Some might find this hard to believe, but for as much as I am an extrovert, I dislike sharing my problems with people. Not only does it make me uncomfortable, but I am not very good at it. I have an amazing life, and I feel like I am complaining when I share, so when I struggle, I internalize. I am aware this is not the best thing for me or those around me, but for a long time this has been how I functioned.
Something has changed though, or this post would not exist.
I read a book. Yes, I know. I wrote about commercialism, and I plan to return to that discussion, because I have more to say, but this book served a special purpose. It reminded me to leave things for God.

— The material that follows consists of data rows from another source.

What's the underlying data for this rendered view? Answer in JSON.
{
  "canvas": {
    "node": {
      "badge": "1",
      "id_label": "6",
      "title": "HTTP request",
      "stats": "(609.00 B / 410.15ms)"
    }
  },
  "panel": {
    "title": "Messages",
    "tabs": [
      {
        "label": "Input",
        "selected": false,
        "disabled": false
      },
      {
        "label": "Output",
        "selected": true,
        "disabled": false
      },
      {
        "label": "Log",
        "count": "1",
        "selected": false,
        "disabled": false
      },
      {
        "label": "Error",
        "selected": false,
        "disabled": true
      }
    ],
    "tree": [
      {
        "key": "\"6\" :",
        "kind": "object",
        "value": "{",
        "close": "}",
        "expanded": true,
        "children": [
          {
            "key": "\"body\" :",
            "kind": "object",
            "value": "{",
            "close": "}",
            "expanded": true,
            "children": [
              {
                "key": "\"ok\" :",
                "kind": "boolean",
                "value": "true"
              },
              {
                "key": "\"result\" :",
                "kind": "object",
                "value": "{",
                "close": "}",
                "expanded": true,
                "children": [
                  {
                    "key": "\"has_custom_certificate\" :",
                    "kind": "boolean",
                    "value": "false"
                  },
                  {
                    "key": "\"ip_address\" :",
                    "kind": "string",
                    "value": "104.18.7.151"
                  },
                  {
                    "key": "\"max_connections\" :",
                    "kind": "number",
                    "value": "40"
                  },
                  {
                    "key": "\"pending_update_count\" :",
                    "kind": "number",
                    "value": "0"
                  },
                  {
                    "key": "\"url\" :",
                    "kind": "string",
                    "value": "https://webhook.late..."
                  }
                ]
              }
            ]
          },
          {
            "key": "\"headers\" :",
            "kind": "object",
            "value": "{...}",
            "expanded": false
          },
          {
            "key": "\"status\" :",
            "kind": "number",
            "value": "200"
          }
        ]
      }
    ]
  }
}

A part of that transformation in my life means opening up to people—asking for prayer. I am still uncomfortable doing so on a regular basis, and I am sometimes taken aback when someone asks if there is something specific in my life that they could pray about. Fortunately I have a couple of people I turn to when I need some additional strength AND when I have a triumph to celebrate! It’s amazing how much less stressed and happier I can be when I know I have people in my life, whom I trust, lifting me up.
On that note, this Sunday, I am giving an extra shout out to my friend and fellow basketball wife, Erin. She has done some amazing things for me this season—from thousands of miles away—to keep me strong and focused on how great God is. Each of us has an Erin in our life—or so I hope. Today I ask that all my praying readers say a prayer for her and the special praying friends in your life. I am thankful for those who pray for me.